Abstract

The late–middle Eocene Gosport Sand of the United States Gulf Coastal Plain preserves a spectacularly dense accumulation of fossil mollusks in which shells appear unusually large in comparison to congeners in adjacent units. We use size-frequency distributions of common taxa drawn from bulk samples to quantify size differences between the Gosport Sand and the underlying Lisbon and overlying Moodys Branch Formations. In all but one of the twelve lineages examined, Gosport Sand individuals are larger than those in adjacent units. As taphonomic processes such as sorting or winnowing cannot account for observed differences, the larger body sizes in the Gosport Sand must have resulted from differences in life history. We used sclerochronology and stable isotope geochemistry to assess growth trajectories for twelve lineages common to the three formations. Isotope analyses of microsamples collected along the ontogenetic trajectory reveal seasonal temperature changes, providing a chronometer for growth.
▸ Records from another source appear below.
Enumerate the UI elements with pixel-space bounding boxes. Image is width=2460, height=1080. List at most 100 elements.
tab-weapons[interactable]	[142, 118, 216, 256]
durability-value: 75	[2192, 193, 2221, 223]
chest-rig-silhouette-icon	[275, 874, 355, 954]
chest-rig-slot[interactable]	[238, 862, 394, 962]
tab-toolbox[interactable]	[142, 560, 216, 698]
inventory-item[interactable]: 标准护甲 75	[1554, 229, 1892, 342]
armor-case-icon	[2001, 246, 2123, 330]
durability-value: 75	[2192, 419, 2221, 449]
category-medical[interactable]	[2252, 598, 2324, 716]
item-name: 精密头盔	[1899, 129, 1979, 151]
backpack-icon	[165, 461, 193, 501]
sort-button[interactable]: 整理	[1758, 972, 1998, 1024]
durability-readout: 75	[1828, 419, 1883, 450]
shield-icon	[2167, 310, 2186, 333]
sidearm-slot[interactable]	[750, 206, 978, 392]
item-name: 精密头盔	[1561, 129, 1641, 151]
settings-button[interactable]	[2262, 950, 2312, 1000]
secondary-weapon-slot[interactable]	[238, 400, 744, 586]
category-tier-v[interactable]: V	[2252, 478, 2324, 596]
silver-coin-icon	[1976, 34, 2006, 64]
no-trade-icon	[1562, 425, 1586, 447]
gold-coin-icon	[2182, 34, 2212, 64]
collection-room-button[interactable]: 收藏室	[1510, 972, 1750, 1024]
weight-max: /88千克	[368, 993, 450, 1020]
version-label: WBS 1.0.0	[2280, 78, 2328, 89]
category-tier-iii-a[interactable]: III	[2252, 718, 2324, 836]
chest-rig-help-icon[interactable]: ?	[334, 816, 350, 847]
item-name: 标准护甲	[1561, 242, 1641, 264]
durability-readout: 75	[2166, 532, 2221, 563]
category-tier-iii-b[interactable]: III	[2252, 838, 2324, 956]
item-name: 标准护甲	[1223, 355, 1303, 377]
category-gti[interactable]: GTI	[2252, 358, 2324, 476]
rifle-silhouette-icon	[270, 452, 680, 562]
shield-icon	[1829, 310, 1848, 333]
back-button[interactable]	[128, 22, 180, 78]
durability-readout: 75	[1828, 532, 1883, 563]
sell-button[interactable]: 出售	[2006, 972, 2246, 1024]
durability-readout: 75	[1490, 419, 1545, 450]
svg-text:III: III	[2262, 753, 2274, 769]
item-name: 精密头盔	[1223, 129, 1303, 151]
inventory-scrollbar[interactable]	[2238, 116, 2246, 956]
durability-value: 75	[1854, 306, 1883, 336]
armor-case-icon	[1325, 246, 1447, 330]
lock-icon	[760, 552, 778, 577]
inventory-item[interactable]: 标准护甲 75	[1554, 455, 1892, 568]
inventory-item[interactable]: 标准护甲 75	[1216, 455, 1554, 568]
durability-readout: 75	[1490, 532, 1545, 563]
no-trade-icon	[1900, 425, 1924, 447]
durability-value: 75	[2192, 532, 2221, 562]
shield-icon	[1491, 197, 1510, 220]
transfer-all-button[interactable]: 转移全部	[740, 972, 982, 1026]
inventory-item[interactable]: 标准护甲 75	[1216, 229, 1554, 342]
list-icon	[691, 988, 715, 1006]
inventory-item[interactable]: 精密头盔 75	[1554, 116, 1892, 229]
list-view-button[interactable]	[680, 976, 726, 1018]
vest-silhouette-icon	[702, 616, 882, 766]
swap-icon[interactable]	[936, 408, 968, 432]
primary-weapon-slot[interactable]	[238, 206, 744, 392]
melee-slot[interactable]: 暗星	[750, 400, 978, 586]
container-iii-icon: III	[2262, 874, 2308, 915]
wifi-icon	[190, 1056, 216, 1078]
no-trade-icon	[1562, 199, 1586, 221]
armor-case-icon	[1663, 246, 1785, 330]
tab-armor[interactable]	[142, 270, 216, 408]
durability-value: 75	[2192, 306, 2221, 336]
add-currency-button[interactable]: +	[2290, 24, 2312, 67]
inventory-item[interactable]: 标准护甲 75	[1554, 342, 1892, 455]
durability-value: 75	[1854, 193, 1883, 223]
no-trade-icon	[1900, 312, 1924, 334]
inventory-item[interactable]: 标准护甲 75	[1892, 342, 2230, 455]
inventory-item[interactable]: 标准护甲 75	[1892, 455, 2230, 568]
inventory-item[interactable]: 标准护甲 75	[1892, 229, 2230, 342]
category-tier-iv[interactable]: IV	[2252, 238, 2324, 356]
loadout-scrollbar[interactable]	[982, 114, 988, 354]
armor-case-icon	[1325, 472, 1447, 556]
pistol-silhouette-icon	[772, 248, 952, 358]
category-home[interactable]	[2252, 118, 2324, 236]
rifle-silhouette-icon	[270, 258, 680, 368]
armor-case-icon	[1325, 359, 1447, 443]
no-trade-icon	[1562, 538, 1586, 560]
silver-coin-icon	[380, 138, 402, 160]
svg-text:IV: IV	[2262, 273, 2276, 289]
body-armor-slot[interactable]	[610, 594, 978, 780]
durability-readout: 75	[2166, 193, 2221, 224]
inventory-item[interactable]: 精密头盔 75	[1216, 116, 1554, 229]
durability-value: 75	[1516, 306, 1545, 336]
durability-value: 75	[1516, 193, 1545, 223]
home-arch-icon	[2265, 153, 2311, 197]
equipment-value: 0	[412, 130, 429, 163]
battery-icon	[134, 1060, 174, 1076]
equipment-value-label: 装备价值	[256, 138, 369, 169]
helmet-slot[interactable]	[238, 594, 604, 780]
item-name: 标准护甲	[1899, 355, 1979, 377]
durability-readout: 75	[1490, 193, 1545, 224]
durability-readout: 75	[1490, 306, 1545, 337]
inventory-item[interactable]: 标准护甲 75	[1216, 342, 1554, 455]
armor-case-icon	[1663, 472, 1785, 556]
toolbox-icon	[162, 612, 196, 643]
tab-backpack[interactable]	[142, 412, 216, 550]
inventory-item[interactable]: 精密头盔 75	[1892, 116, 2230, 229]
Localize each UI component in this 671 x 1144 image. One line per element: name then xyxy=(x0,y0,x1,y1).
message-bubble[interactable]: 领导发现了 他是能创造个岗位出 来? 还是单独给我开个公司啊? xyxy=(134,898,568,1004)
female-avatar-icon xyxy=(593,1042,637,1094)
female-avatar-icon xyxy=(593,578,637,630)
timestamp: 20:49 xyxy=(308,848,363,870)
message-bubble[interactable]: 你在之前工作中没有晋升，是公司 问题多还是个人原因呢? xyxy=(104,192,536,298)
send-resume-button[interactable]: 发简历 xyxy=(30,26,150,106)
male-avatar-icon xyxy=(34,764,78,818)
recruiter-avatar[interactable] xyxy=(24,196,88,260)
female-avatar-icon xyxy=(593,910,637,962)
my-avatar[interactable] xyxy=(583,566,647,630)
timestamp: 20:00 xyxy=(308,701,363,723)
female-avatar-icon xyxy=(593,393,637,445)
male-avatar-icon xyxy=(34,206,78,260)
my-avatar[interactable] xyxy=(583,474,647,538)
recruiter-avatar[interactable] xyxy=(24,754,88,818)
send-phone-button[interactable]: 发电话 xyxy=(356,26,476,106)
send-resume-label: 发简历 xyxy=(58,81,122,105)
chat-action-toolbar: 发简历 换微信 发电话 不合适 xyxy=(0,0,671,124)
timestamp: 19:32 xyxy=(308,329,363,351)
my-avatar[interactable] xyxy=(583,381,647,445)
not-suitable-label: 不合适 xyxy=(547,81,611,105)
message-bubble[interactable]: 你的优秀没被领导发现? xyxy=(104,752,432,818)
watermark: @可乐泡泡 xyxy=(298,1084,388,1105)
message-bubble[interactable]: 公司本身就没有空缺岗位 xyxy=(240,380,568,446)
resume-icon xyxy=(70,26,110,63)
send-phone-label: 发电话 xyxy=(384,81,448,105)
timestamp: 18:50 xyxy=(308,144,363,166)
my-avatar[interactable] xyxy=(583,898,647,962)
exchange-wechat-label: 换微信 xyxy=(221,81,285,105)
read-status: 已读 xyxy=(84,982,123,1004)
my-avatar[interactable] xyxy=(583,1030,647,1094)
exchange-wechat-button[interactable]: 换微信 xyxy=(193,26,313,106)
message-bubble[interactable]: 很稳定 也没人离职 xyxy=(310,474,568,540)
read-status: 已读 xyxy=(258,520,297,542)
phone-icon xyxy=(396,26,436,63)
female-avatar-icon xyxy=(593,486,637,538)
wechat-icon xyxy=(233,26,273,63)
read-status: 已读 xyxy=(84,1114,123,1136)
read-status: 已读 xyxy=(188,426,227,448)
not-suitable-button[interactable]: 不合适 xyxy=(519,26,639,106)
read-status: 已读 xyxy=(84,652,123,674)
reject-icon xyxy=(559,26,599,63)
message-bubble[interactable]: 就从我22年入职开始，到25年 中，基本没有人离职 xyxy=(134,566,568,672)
Size-age data indicate that, while life spans vary somewhat among the three units, Gosport Sand taxa almost universally grew faster than those in the two adjacent formations. While growth rate can be enhanced by several factors, we hypothesize that rates of primary production were higher during deposition of the Gosport Sand. Ba/Ca ratios along the growth trajectories of shell carbonate exhibit spikes in Gosport Sand mollusks that are indistinguishable from those observed in modern shells that accrete in high productivity settings.